Other CRM solutions send automated responses using sophisticated (read: expensive) technology that categorizes the customers' needs and then sends likely answers mined from a knowledge base. No humans required. These solutions can be valuable in high-volume, low complexity situations.
But businesses that opt for the niche solutions that place an emphasis on technology in place of human interaction take a chance, if industry research is correct. Research and advisory firm Gartner Inc. estimates that 60 percent of all CRM implementations fail. This puts the blame on the people who integrated the software. But consider this as well: Gartner predicts that in the next few years only a handful of the dozens of CRM software vendors will still be around.
Building a strong, long-lasting relationship with your customer doesn't have to be expensive or complicated. It just needs to be done right by people who make it their business to understand and use the best technology and train their staff to delight your customers.
To get customer service done right, there are five things your support solution needs to do:
- Understand your customers' needs and retain them in a knowledge base.
- Develop a way to maintain their satisfaction by meeting those needs.
- Watch your costs in satisfying those needs -- you don't want to go out of business leaving behind a roster of formerly happy customers.
- Ensure that your support staff is accessible and empathetic.
- Listen to your customers' concerns and opinions, as they can help you win more business.
What application can do all this? We can predict with confidence that when it comes to customer satisfaction, no one has created a CRM application that can replace a highly trained, technology-enabled person.
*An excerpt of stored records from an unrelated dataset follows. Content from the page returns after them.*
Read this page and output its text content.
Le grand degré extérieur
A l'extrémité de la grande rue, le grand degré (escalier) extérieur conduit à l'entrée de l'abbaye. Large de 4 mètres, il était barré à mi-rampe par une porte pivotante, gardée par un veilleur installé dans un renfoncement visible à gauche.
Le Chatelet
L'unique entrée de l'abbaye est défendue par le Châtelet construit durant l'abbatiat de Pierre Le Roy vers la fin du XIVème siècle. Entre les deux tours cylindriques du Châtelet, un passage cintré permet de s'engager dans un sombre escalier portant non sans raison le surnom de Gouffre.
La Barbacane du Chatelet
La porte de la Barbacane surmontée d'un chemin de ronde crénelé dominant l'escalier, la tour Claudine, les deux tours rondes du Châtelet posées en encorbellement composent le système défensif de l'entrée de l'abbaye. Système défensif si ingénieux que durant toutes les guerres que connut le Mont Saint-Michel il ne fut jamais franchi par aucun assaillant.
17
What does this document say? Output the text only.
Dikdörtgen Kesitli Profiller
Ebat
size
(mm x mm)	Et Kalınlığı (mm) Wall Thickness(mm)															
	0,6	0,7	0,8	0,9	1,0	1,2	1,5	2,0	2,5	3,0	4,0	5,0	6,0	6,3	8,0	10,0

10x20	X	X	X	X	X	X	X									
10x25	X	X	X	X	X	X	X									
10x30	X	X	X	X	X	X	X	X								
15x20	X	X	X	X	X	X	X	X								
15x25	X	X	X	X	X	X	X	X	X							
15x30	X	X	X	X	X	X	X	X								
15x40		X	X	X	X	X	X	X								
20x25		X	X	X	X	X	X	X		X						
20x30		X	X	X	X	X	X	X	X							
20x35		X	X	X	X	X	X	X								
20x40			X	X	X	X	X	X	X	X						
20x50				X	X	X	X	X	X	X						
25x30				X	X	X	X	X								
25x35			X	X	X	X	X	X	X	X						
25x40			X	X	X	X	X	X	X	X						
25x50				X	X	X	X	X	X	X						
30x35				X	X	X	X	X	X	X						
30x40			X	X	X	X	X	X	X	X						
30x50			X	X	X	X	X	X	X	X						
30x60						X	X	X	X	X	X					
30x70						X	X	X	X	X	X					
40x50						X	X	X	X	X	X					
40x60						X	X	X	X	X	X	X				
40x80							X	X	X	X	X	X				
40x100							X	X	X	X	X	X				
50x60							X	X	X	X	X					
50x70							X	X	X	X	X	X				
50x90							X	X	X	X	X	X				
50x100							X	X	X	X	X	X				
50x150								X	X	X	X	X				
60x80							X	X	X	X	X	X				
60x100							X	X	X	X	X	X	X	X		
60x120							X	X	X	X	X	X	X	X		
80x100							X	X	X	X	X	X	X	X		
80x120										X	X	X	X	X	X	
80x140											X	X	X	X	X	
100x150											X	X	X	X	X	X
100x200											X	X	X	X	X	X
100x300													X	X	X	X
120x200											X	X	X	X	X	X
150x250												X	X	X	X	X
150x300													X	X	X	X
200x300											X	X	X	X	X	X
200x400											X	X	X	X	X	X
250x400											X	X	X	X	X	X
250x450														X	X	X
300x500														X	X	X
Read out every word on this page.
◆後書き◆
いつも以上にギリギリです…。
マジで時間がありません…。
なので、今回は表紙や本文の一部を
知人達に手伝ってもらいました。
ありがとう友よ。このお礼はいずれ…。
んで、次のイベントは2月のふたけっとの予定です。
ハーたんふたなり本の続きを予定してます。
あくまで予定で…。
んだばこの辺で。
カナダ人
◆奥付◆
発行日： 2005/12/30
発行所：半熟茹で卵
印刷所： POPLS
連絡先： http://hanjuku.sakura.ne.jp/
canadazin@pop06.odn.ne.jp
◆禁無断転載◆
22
If fast, friendly, effective service is the solution, the only question that remains is how to deploy a high-tech, high-touch live-staffed solution that can respond to your customer needs for the lowest possible costs?
A Gartner study on contact center self-service costs versus live calls shows that the cost of answering e-mail can vary widely, from $2.50 per transaction to more than $40 per transaction. The report advises firms to estimate costs for answering e-mail between $5 and $10 per transaction. Chat sessions run about $7 per transaction. In contrast, live service by phone averages $5.50 per call and costs-per-call range from $2 to $12.
We know that e-mail is a great way to lower costs. But when multiple e-mails are involved, voice is often the lower cost. We also know how to drive cost down even further by outsourcing to offshore locations such as the Philippines and Central America, which have educated, English-speaking work forces.
Jupiter Media Metrix reports that outsourcing customer service operations to offshore contact centers will save companies up to 30 percent over the costs of handling the functions in-house. Additionally, their research estimates that companies with large contact center operations (200 seats or more) will save almost $4 million annually by outsourcing to contact centers abroad. Their research also estimates that contact centers handling 300,000 inbound calls a month will save $2 million by outsourcing their support operations to a domestic provider.
We know many solid products are emerging that offer part of the customer service solution. The focus remains on getting the basics right the first time. Ask yourself, is your customer going to get fast, friendly, effective service? And remember, customers place no value in the fact that you are using the hottest CRM app; they just want their needs met.